I travelled around the area recently and visited the hotspots. The huge embankment of the Ash Pond of the Nalco Captive Power Plant is visible as the train reaches Angul Station. The height of the pond is increased every year, as the pond gets filled up. One can only guess about the consequences if this pond breaches once again.

The locals have little faith in the government’s assurances that things will change or improve. The State Pollution Control Board agrees that contamination of groundwater with fluoride has been found in villages near the Nalco smelter but villagers say that little has been done to mitigate or compensate the terrible sufferings they have been put through. Given the track record and the disconnect between the situation on the ground and what’s recorded on paper, given the enormous financial muscle and political clout of the big corporates who have the state administration eating off their hands, there is little hope for the people to believe that things will improve.

I went for an early morning visit to Jindal Nagar, the township coming up on the outskirts of Angul.

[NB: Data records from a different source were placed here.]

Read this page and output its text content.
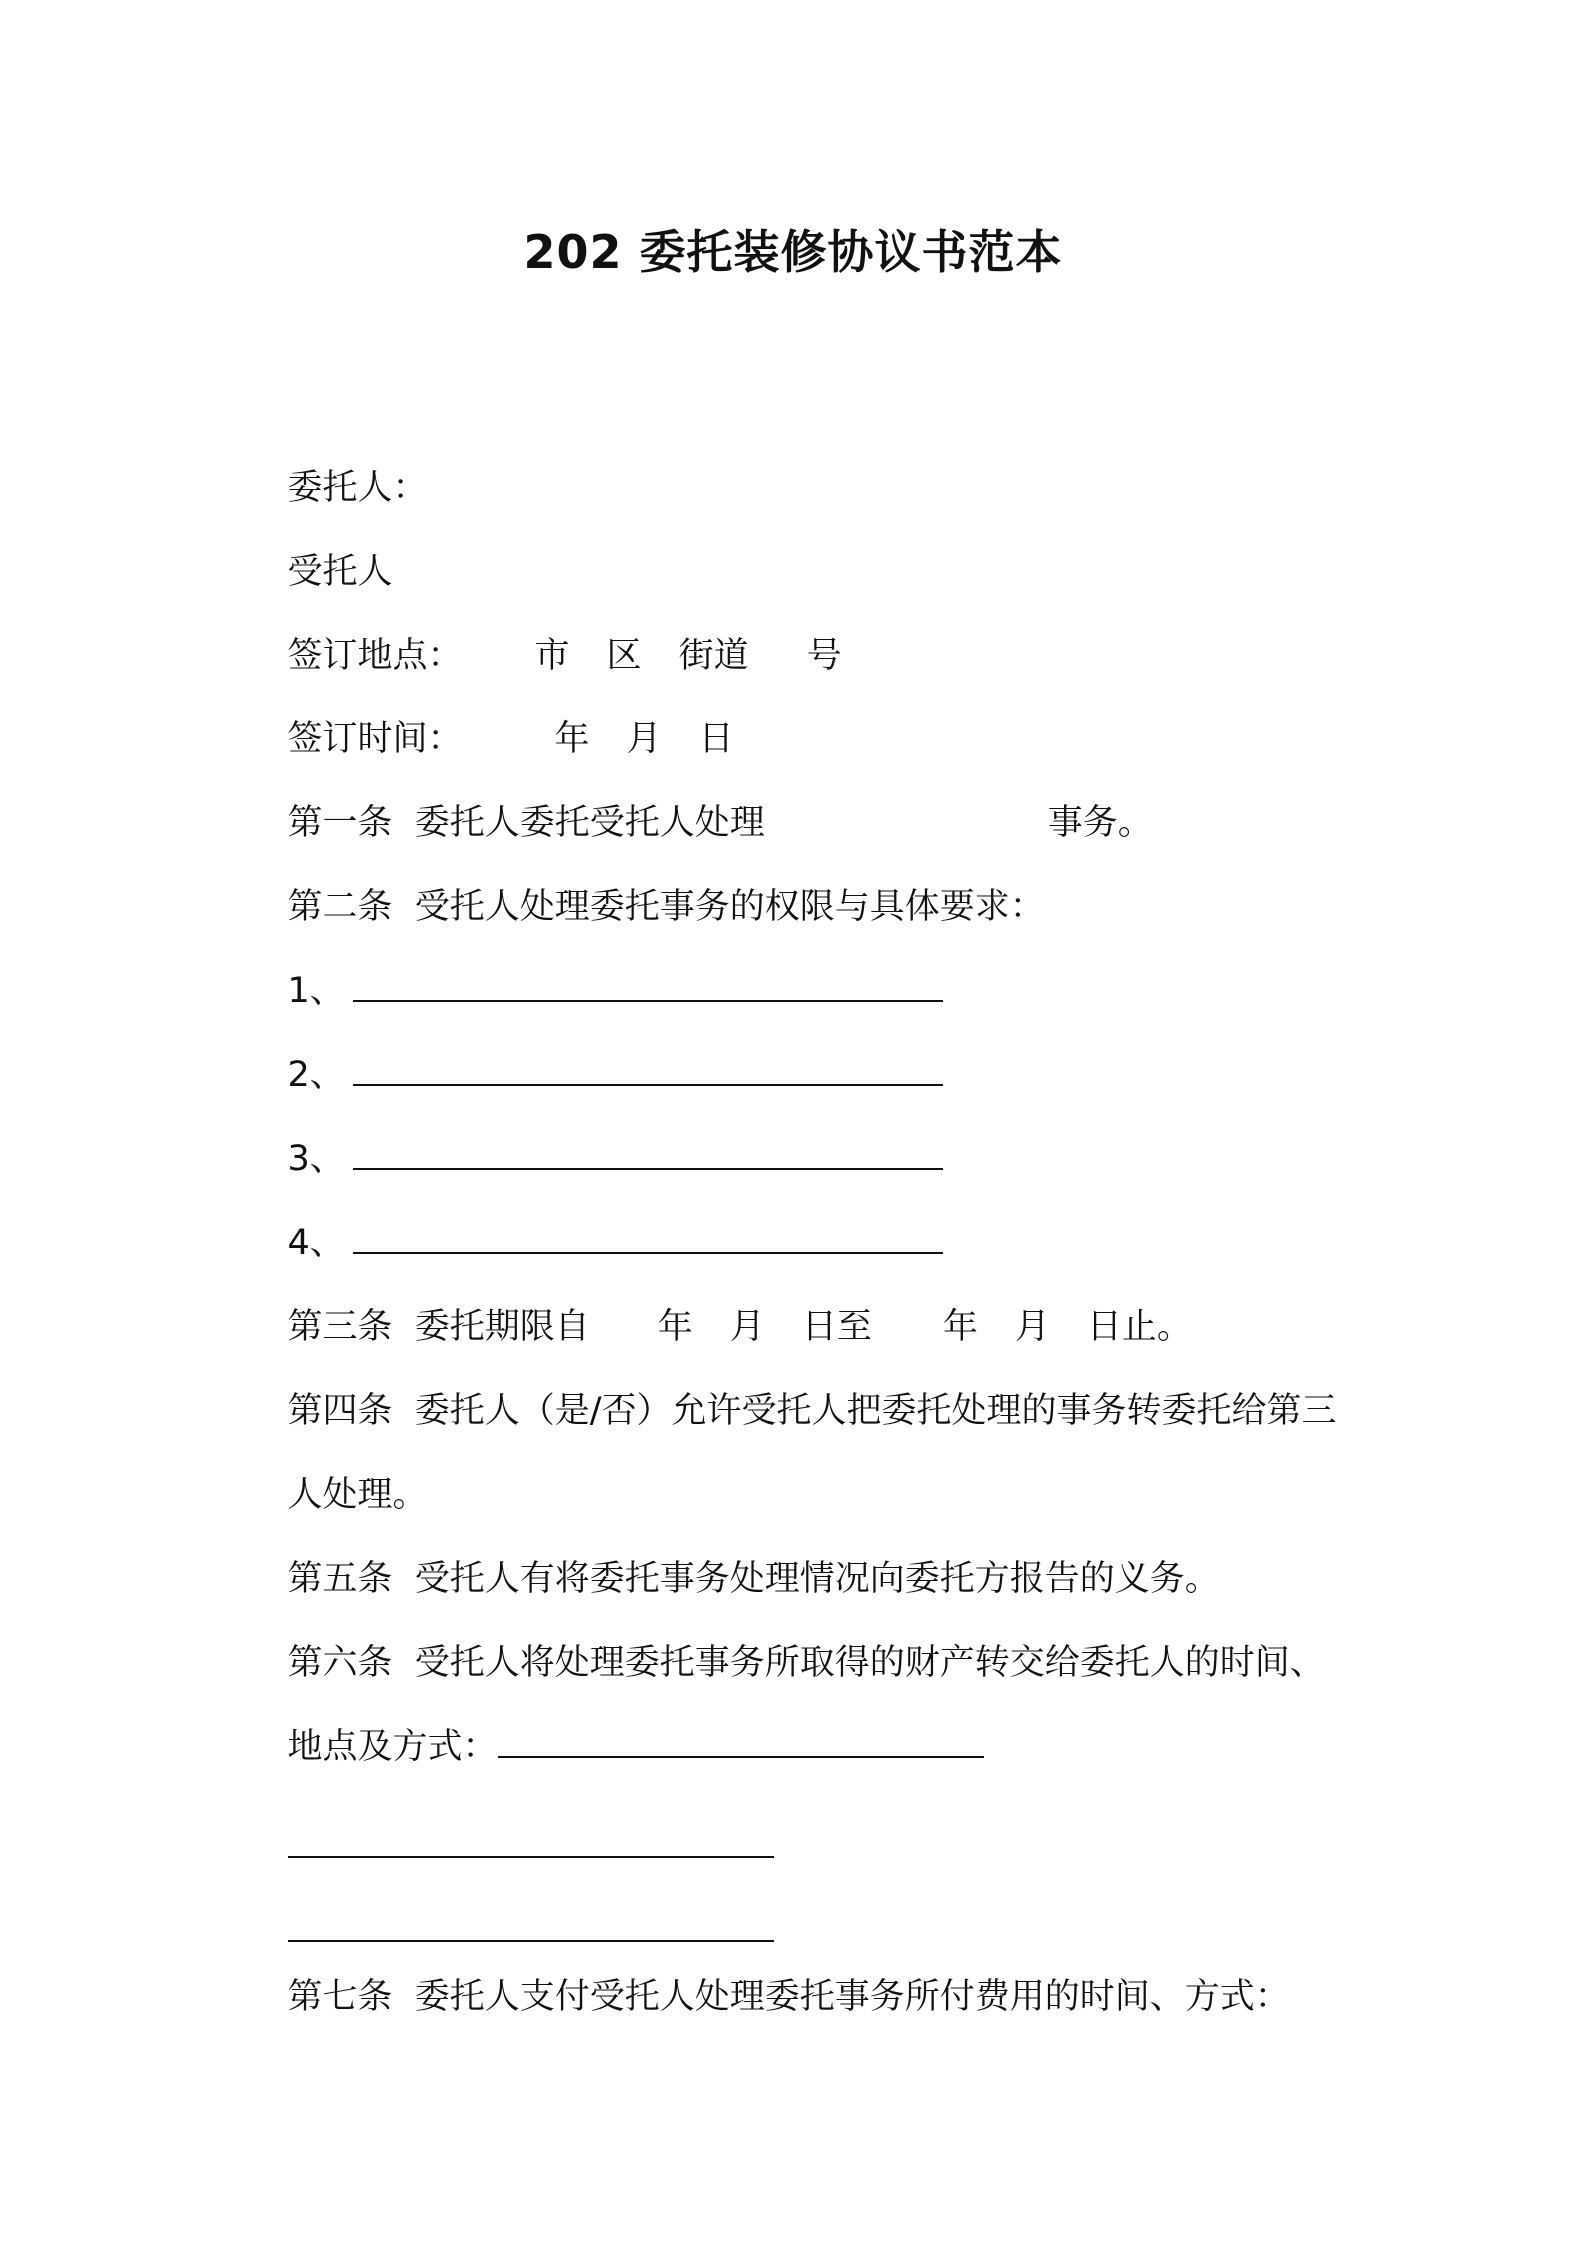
202 委托装修协议书范本

委托人：

受托人

签订地点： 市 区 街道 号

签订时间：	年 月 日

第一条  委托人委托受托人处理	事务。

第二条  受托人处理委托事务的权限与具体要求：

1、

2、

3、

4、

第三条  委托期限自 年 月 日至 年 月 日止。

第四条  委托人（是/否）允许受托人把委托处理的事务转委托给第三

人处理。

第五条  受托人有将委托事务处理情况向委托方报告的义务。

第六条  受托人将处理委托事务所取得的财产转交给委托人的时间、

地点及方式：

第七条  委托人支付受托人处理委托事务所付费用的时间、方式：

There was a huge gate and when I tried to take a photograph from the road, a whole phalanx of security men came charging at me. An argument ensued and they told me that photography was strictly prohibited, even from the public road. Even my press credentials did not hold good. On my insistence, I was connected to their security manager one GBS Chauhan who said that he would meet me only if I deposited my camera at the security gate. The paranoia strengthened the rumours that I had picked up in the vicinity of the high-handedness of the project authorities which resulted in repeated clashes with the locals. Just last month, the Inspector of the Banarpal Police Station was beaten up by villagers for siding up with the plant authorities. Among police authorities, it is a wellknown fact that postings in the plant areas are lucrative as it ensured a double pay packet with a lot of freebies thrown in. The police also act as brokers for getting employment for their relatives in these projects.

With the number and capacities of industries such as coal mining and thermal power plants are likely to go up manifold, the situation is likely to deteriorate further. Under the circumstances it is imperative that there should be a moratorium on giving permission for new projects and to ensure that environmental clearance of the already approved projects are subjected to scrutiny.

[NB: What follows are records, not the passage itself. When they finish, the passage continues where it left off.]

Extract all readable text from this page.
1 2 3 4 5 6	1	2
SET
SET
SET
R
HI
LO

The monitoring and regulation of pollution is being done mostly in a bureaucratic manner. This has to change to include the local communities, giving them a consolidated voice in monitoring and regulating pollution and its impact.

Angul teaches us about politics, particularly as they might apply to environmentalism. The affected people are suffering not only from a physical handicaps but also are politically handicapped. Due to their economic status and the social dimensions of industrialisation their livelihoods are being destroyed in degrees. Unless corrective measures are taken, Odisha is headed for another round of severe unrest and protests similar to those that have been faced in POSCO, Kalinganagar, Niyamgiri and other places.

India has seen disasters such as the massive release of methyl isocyanate gas from Union Carbide plant in Bhopal. In the global scenario, incidents like those at Three Mile Island, Chernobyl or the Valdez oil spill can also be dismissed as “accidents” or exceptional single occurrences. One should not forget the larger threats are posed by low-level but more sustained release of chemicals, the “slow-motion” Bhopals.

Angul is a paradigm of informing an environmental ethos that treading lightly is advisable where consequences are unknown. Even so, no one can foretell the longer-term and sometimes undesirable consequences of action, and we must cope with them as they emerge. But it is hard to measure the real cost. One should not forget the consequences when man disregards environment and the after effects of his actions.